Tony Schultz is a third generation family farmer who owns Stoney Acres, a local organic diversified family farm in Athens, WI that sells organic vegetables, meat small grains, and maple syrup through the Wausau farmers market. They also have a community supported agriculture program and an on-farm pizza night with everything on the pizzas coming from the farm. Stoney Acres sustainable production practices include being certified organic, selling all products locally, using rotational grazing, diverse crop rotation, cover cropping, wood gasification, and producing 85% of it’s own electricity using solar power. Tony believes that the family farm has been a central form of economic democracy in our nation’s history and looks to reinforce this tradition to create a healthy and socially just world.
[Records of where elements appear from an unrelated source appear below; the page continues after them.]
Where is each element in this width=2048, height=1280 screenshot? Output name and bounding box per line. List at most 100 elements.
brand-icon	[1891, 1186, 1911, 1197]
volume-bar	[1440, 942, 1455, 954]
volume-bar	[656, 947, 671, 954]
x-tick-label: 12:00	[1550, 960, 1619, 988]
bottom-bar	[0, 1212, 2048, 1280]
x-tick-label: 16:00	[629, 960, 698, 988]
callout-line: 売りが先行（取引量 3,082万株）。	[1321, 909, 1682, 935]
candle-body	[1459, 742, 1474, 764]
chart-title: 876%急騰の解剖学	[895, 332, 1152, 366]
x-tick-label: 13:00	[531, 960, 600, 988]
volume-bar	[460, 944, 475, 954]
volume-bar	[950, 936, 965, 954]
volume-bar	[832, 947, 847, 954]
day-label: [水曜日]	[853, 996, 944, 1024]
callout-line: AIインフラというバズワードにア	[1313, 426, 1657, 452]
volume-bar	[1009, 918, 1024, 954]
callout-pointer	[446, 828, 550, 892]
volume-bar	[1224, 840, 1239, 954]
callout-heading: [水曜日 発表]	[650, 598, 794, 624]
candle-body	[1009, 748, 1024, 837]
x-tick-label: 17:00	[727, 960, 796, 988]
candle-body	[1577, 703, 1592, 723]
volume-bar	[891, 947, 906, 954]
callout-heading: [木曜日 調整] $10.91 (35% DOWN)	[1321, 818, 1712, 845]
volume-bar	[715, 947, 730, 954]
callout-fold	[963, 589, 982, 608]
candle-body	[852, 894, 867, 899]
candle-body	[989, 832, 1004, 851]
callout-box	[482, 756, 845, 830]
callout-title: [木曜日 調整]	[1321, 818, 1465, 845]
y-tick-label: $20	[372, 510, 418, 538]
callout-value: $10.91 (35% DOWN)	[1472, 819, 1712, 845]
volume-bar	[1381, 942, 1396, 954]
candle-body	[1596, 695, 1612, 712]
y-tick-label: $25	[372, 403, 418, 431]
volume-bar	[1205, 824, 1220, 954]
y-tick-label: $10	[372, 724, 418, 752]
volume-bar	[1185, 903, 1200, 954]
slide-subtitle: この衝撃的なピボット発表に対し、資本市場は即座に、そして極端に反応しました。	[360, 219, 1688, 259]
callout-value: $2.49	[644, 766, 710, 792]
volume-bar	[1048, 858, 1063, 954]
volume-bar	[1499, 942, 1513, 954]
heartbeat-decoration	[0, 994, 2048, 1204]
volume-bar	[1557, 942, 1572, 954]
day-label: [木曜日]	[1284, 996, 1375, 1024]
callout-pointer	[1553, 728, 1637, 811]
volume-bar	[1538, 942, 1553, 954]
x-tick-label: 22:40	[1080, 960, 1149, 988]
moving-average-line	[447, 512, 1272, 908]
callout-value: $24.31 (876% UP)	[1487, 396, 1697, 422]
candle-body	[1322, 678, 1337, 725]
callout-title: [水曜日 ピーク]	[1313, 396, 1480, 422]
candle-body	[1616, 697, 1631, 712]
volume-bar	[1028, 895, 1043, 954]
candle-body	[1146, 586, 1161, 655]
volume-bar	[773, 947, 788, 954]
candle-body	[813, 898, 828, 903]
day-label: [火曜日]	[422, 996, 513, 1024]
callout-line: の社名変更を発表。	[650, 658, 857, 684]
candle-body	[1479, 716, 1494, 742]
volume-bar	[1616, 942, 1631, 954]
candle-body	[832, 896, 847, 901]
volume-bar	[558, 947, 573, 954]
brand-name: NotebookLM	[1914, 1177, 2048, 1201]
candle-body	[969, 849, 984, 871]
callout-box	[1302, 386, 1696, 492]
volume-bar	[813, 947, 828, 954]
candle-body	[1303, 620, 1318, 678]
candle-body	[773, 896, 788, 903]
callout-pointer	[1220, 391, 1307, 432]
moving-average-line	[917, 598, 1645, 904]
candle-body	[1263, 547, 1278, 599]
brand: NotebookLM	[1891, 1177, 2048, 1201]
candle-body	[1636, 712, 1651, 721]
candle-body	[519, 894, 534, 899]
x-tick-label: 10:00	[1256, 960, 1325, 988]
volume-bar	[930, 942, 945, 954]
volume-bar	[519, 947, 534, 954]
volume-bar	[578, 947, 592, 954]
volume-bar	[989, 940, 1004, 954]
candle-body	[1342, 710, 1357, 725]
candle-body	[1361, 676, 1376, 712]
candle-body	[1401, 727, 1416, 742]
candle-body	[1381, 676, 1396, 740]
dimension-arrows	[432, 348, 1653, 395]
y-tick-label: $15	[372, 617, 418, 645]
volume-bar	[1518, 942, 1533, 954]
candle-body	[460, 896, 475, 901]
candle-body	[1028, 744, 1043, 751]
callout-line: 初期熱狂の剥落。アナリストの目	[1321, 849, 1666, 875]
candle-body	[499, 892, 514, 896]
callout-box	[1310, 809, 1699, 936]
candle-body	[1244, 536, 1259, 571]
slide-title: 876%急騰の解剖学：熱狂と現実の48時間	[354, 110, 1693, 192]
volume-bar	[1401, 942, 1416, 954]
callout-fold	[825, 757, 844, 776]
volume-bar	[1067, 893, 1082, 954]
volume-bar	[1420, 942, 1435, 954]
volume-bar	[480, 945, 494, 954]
Lauren Peretz is a senior at UW Madison and will be graduating this May with degrees in biology, sociology and environmental studies. She has been a co-coordinator for Climate Action 350-UW for the past three years working on both UW fossil fuel divestment and tar sands oil pipeline resistance campaigns. In addition to these campaigns, she has dedicated much of her activism to the No DAPL movement helping to raise money, gather donations, organize rallies and volunteer at the camp. In the future she hopes to contribute to climate justice via public health research on the effects that climate change and fossil fuel pollution have on human health.
Abby Lois is a Senior at UW Madison graduating in May with a degree in environmental science. Throughout her college career she was active in ReThink UW, a group that encourages and facilitates sustainable waste management practices throughout the University of Wisconsin-Madison campus community. Additionally, she has been an activist for anti- fossil fuel and anti-pipeline campaigns.